Running VCC-compiler failed, exited with 2
VCL compilation failed
Error: vcl.load vcl-83f4e4ad-31ec-4afb-a067-6db7bd8d9ac3 /etc/varnish/wikimedia_upload-backend.vcl failed/etc/varnish/wikimedia_upload-backend.vcl vcl-83f4e4ad-31ec-4afb-a067-6db7bd8d9ac3 reload failed
Error: /usr/share/varnish/reload-vcl  && (rm /var/tmp/reload-vcl-failed; true) returned 1 instead of one of [0]
Error: /Stage[main]/Cacheproxy::Instance_pair/Varnish::Instance[upload-backend]/Exec[retry-load-new-vcl-file]/returns: change from notrun to 0 failed: /usr/share/varnish/reload-vcl  && (rm /var/tmp/reload-vcl-failed; true) returned 1 instead of one of [0]
# dpkg -S /usr/lib/x86_64-linux-gnu/varnish/vmods/libvmod_std.so
varnish: /usr/lib/x86_64-linux-gnu/varnish/vmods/libvmod_std.so

# apt-cache policy varnish
varnish:
  Installed: 5.1.3-1wm1
  Candidate: 5.1.3-1wm1
  Version table:
 *** 5.1.3-1wm1 0
       1001 http://apt.wikimedia.org/wikimedia/ jessie-wikimedia/experimental amd64 Packages

I have restarted varnish-frontend and varnish and it passed:

Notice: /Stage[main]/Cacheproxy::Instance_pair/Varnish::Instance[upload-backend]/Exec[retry-load-new-vcl-file]/returns: executed successfully

Change 386077 had a related patch set uploaded (by Hashar; owner: Hashar):
[operations/puppet@production] beta: hieradata for varnish caches

https://gerrit.wikimedia.org/r/386077

hashar triaged this task as Medium priority.Oct 24 2017, 8:39 AM

Status

https://gerrit.wikimedia.org/r/#/c/386077/4 cherry picked on the beta cluster puppetmaster

Puppet and Varnish are now happy on both deployment-cache-text04 and deployment-cache-upload04.

So I guess we wanna review the Gerrit patch.
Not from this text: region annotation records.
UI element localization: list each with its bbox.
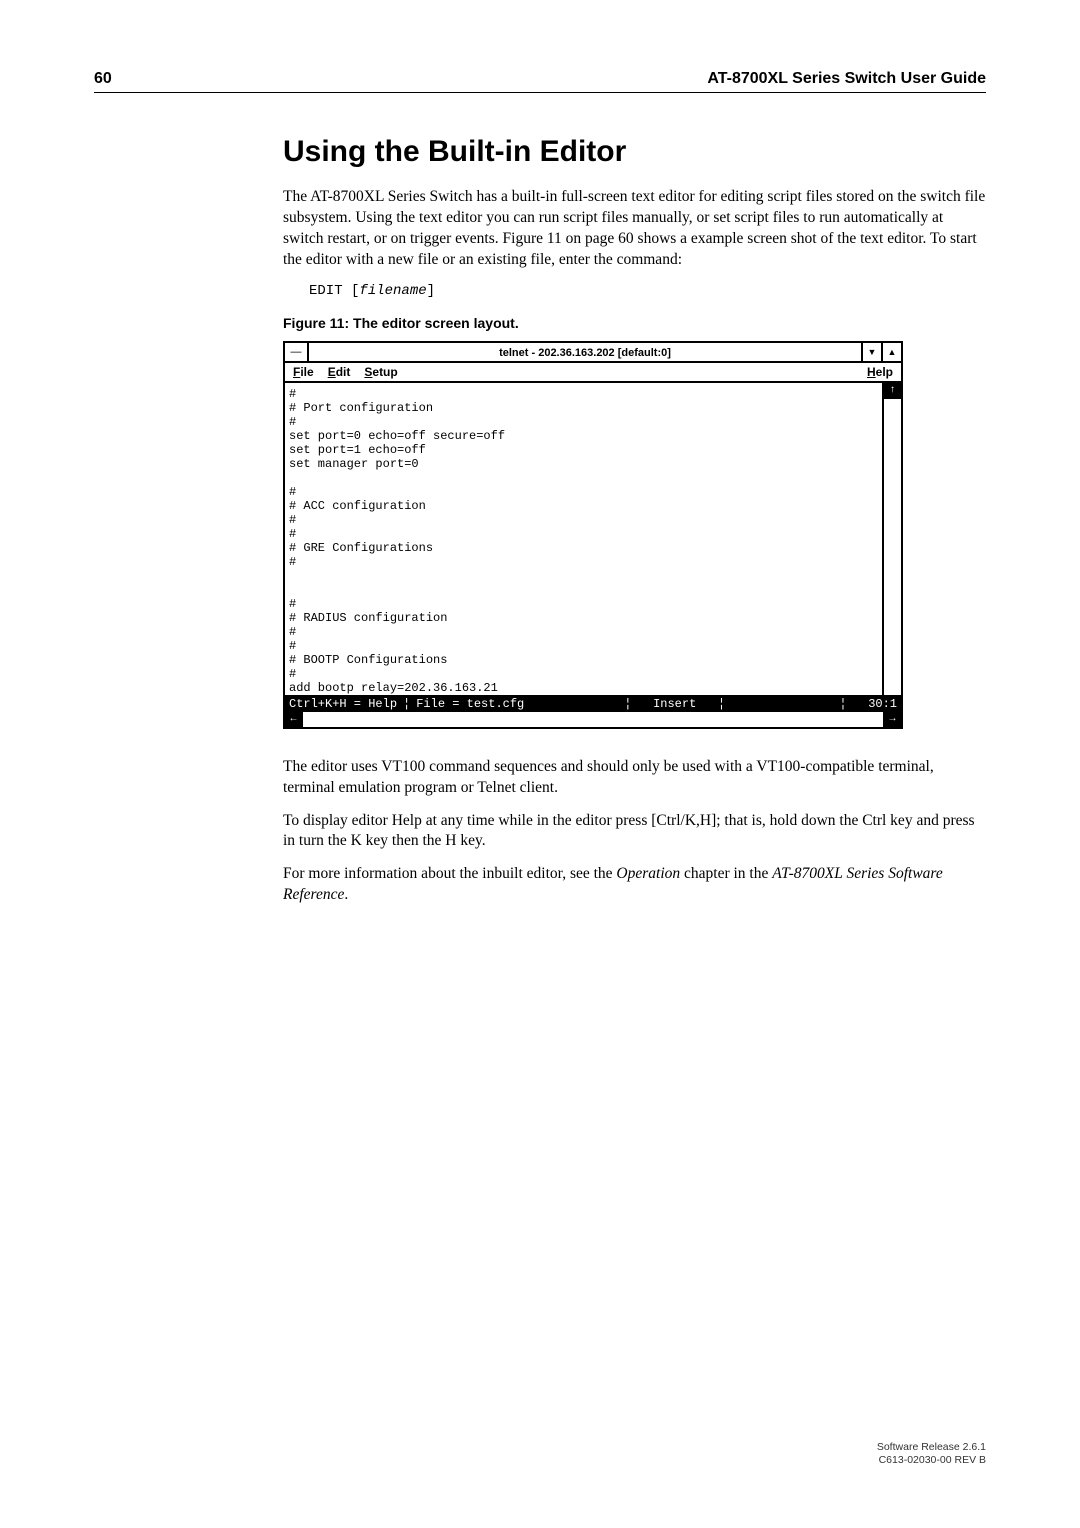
menu-setup[interactable]: Setup [364,365,397,379]
maximize-button[interactable]: ▲ [881,343,901,361]
status-sep-1: ¦ [397,697,416,709]
scroll-up-icon[interactable]: ↑ [884,383,901,399]
para4-ital1: Operation [616,865,680,882]
status-sep-3: ¦ [696,697,725,709]
window-titlebar: — telnet - 202.36.163.202 [default:0] ▼ … [285,343,901,363]
menu-bar: File Edit Setup Help [285,363,901,383]
editor-text-area[interactable]: # # Port configuration # set port=0 echo… [285,383,883,695]
main-content: Using the Built-in Editor The AT-8700XL … [283,135,986,918]
footer-part-number: C613-02030-00 REV B [877,1454,986,1468]
scroll-right-icon[interactable]: → [883,712,901,727]
editor-window: — telnet - 202.36.163.202 [default:0] ▼ … [283,341,903,729]
horizontal-scrollbar[interactable]: ← → [285,711,901,727]
status-mode: Insert [653,697,696,709]
status-sep-4: ¦ [839,697,868,709]
command-prefix: EDIT [ [309,283,359,299]
para4-pre: For more information about the inbuilt e… [283,865,616,882]
page-number: 60 [94,70,112,88]
para4-end: . [344,886,348,903]
status-sep-2: ¦ [624,697,653,709]
window-title: telnet - 202.36.163.202 [default:0] [309,343,861,361]
status-position: 30:1 [868,697,897,709]
editor-body: # # Port configuration # set port=0 echo… [285,383,901,695]
status-help: Ctrl+K+H = Help [289,697,397,709]
system-menu-icon[interactable]: — [285,343,309,361]
footer-release: Software Release 2.6.1 [877,1441,986,1455]
menu-file[interactable]: File [293,365,314,379]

It is probably a good idea to have the hiera settings to all be in puppet.git.

Change 386077 merged by Dzahn:
[operations/puppet@production] beta: hieradata for varnish caches

https://gerrit.wikimedia.org/r/386077

Are we okay to close this now? Do we want to look into what caused the initial varnish upgrade?

That's a good question (re what caused the varnish upgrade) so I guess we should figure that out. The timing seems oddly non-deterministic (from my understanding).

greg claimed this task.

Well, let's close this and make a follow-up task.